Vi críticas ao fato, por exemplo, de Xuxa se vestir de drag e ser batizada como Morgana Sayonara. Uma das pessoas disse: “Ah, mas ela não pode ser drag porque é mulher”. Mais uma crítica sem fundamento e arraigada de preconceito mesmo o autor de tal impropério sendo um homem gay. Sim, mulher pode ser drag. Sim, qualquer pessoa pode ser drag e aí é onde mora a beleza dessa arte tão relevante para a construção da nossa sociedade diversa. Os figurinos de Xuxa poderiam melhorar, sim! Mas se até a rainha Ru Paul erra porque Xuxa não poderia errar, né?
Outra tentativa de invalidação dos haters tem sido com relação ao “excesso” de presença de Ikaro em detrimento à Xuxa. Ora, ora! Aí é justamente onde mora outro despropósito das críticas. Ikaro é uma drag queen e sempre que aparece no programa está ali no papel de co-apresentação validando e tendo uma maior conexão com as drags justamente por ser uma delas. Sim, Ikaro tem que aparecer especialmente nessas interações mais artísticas com as queens – como tem acontecido nos desafios que abrem os episódios – os chamados closes.
As únicas críticas válidas que tenho visto, de fato, são com relação à edição e finalização do programa. Nessas eu assino embaixo! No episódio de estreia do bate-cabelo, por exemplo, foi muito ruim as queens dublarem a mesma música e praticamente não se mostrar o elemento. Pecou-se na finalização dos episódios e os arcos temáticos são pouco explorados nesse sentido. No episódio 3, quando DesiRée acha que vai ser eliminada, por exemplo, ela faz uma expressão muito boa, mas a imagem mostra isso em menos de um segundo o que tirou o impacto da cena.

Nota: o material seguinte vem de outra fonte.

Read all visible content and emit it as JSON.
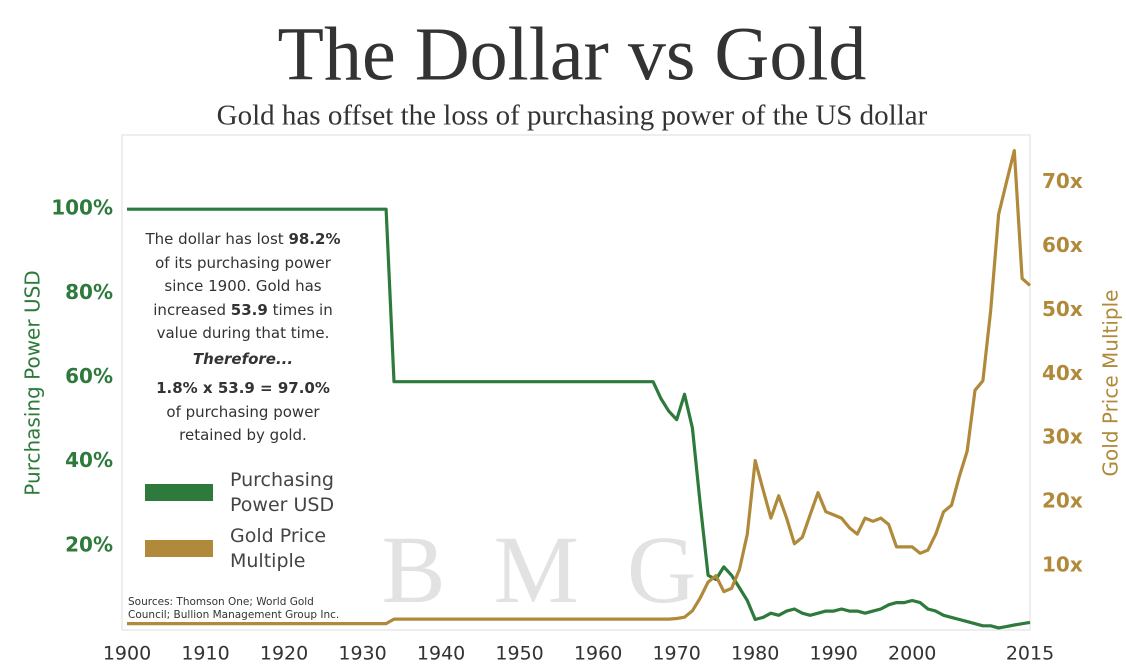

Esses ajustes de edição fazem a diferença e também merece uma equalização melhor da sonoplastia na hora das dublagens. Isso faria toda a diferença!

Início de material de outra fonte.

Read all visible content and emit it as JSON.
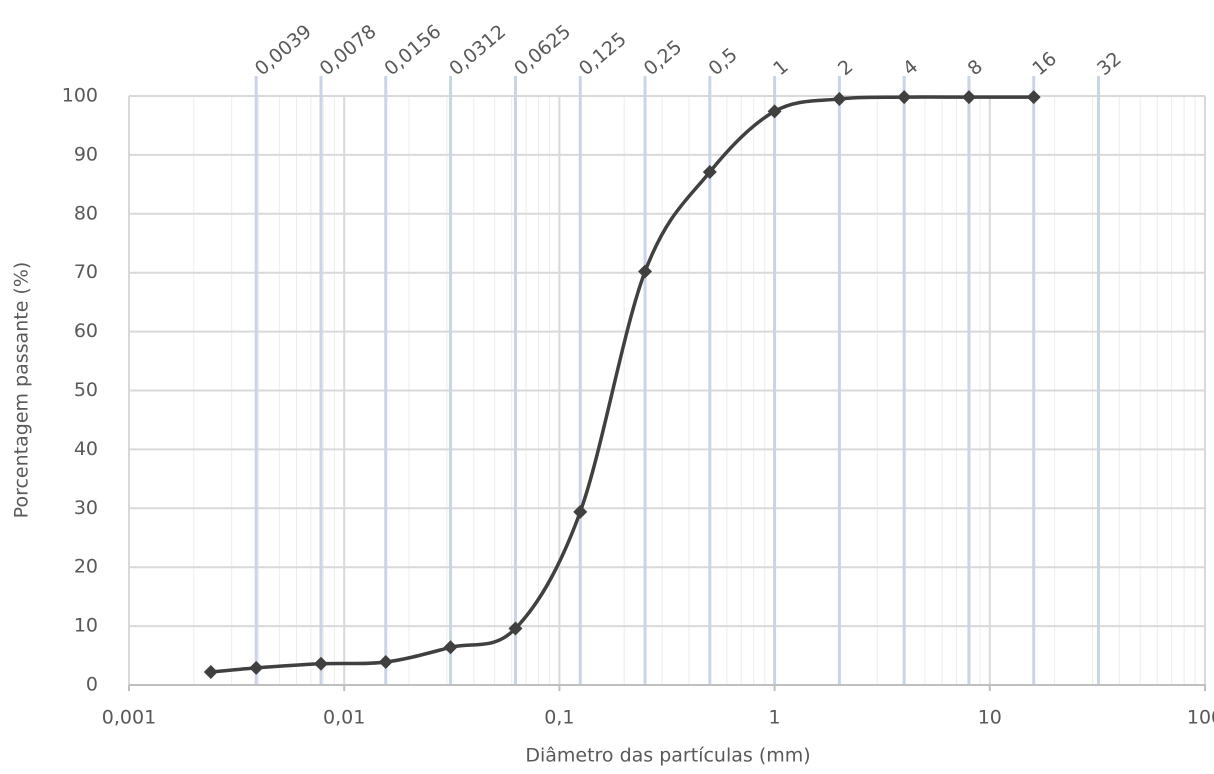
{
  "chart_data": {
    "type": "line",
    "x_label": "Diâmetro das partículas (mm)",
    "y_label": "Porcentagem passante (%)",
    "x": [
      0.0024,
      0.0039,
      0.0078,
      0.0156,
      0.0312,
      0.0625,
      0.125,
      0.25,
      0.5,
      1,
      2,
      4,
      8,
      16
    ],
    "series": [
      {
        "color": "#404040",
        "values": [
          2.2,
          2.9,
          3.6,
          3.9,
          6.4,
          9.6,
          29.4,
          70.2,
          87.1,
          97.4,
          99.5,
          99.8,
          99.8,
          99.8
        ]
      }
    ],
    "xlog": true,
    "smooth": true,
    "marker": "diamond",
    "xlim": [
      0.001,
      100
    ],
    "ylim": [
      0,
      100
    ],
    "xticks": [
      {
        "value": 0.001,
        "label": "0,001"
      },
      {
        "value": 0.01,
        "label": "0,01"
      },
      {
        "value": 0.1,
        "label": "0,1"
      },
      1,
      10,
      100
    ],
    "yticks": [
      0,
      10,
      20,
      30,
      40,
      50,
      60,
      70,
      80,
      90,
      100
    ],
    "x2ticks": [
      {
        "value": 0.0039,
        "label": "0,0039"
      },
      {
        "value": 0.0078,
        "label": "0,0078"
      },
      {
        "value": 0.0156,
        "label": "0,0156"
      },
      {
        "value": 0.0312,
        "label": "0,0312"
      },
      {
        "value": 0.0625,
        "label": "0,0625"
      },
      {
        "value": 0.125,
        "label": "0,125"
      },
      {
        "value": 0.25,
        "label": "0,25"
      },
      {
        "value": 0.5,
        "label": "0,5"
      },
      1,
      2,
      4,
      8,
      16,
      32
    ],
    "grid": true,
    "minor_grid": true
  }
}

A comparação, ou melhor, a busca de algumas pessoas para que o programa fosse igual ao Drag Race, apresentado desde 2009, é outro disparate.O Ru Paul’s Drag Race tem sua identidade e não faria sentido o Caravana das Drags ser uma cópia. É óbvio que o reality brasileiro se inspira no formato americano – o que é natural pelo gênero. Contudo, não acho que a produção nacional esteja tão aquém assim. Em toda temporada de Ru Paul, por exemplo, no casting tem queens beeeem fracas e que acabam entrando só para fazer aquele volume e sair logo nos primeiros episódios. É o que deu para sentir nos primeiros lances de Caravana das Drags: tem queens mais frágeis artisticamente e que poderiam entrar no programa daqui uns 4 anos. Em Ru Paul, o All Stars prova isso há sete temporadas!

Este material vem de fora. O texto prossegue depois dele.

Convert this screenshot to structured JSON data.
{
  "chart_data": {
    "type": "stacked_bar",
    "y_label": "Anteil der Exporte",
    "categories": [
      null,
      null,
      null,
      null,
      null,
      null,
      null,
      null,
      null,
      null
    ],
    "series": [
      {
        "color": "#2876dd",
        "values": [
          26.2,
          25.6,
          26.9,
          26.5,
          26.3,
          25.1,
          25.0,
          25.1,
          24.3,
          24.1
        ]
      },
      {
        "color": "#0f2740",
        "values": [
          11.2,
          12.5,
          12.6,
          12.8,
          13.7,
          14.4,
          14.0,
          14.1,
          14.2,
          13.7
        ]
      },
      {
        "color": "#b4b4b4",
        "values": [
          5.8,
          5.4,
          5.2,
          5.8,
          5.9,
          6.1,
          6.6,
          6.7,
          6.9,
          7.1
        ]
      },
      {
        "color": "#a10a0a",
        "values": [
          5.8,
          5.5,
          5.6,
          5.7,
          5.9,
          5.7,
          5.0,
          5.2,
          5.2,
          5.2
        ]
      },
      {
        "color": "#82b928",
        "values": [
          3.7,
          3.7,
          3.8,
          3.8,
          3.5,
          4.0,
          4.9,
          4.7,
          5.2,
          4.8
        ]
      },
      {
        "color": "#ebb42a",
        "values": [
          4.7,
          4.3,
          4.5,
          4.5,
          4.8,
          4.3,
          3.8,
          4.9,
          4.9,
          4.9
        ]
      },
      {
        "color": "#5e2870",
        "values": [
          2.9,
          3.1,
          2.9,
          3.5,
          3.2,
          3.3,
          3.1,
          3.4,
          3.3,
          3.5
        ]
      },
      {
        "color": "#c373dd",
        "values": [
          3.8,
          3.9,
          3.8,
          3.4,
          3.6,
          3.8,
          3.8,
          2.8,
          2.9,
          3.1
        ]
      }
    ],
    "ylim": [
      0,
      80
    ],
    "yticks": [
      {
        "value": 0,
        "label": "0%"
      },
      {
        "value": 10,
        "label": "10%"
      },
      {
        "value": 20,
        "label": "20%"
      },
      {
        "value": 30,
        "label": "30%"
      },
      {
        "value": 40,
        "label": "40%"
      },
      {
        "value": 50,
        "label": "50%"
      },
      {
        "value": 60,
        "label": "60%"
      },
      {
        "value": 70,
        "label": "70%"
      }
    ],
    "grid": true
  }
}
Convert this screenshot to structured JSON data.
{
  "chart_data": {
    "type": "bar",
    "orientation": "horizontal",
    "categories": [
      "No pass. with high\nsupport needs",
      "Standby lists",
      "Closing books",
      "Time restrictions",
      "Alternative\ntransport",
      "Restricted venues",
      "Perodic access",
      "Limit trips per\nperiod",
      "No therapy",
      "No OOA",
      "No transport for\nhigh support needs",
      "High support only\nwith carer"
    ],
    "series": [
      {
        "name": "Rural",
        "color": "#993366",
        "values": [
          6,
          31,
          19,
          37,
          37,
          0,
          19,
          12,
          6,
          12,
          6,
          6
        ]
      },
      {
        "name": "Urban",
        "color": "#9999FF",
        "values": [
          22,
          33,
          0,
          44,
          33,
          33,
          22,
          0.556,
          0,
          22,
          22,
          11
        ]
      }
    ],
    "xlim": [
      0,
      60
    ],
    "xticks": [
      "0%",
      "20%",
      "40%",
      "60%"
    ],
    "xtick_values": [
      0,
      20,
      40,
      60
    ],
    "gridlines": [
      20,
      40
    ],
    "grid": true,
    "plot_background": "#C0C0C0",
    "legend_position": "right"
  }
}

Achar que a produção do exterior é melhor só porque é do exterior é uma síndrome de demérito ao que produzimos por aqui. É um ranço desnecessário que impede as pessoas de terem uma boa diversão. Por fim, vejo muita gente que fica criticando as queens brasileiras mas não faz ideia do que é ser drag real. Nunca deve ter pisado num show de drag na vida! Ter visto 22 temporadas de Ru Paul não te faz uma drag queen!. É tipo fã de Grey’s Anatomy que acha que é formado em medicina só porque viu 18 temporadas do reality médico.
Vida longa à Caravana das Drags! E que venham outras produções que valorizem a nossa cultura!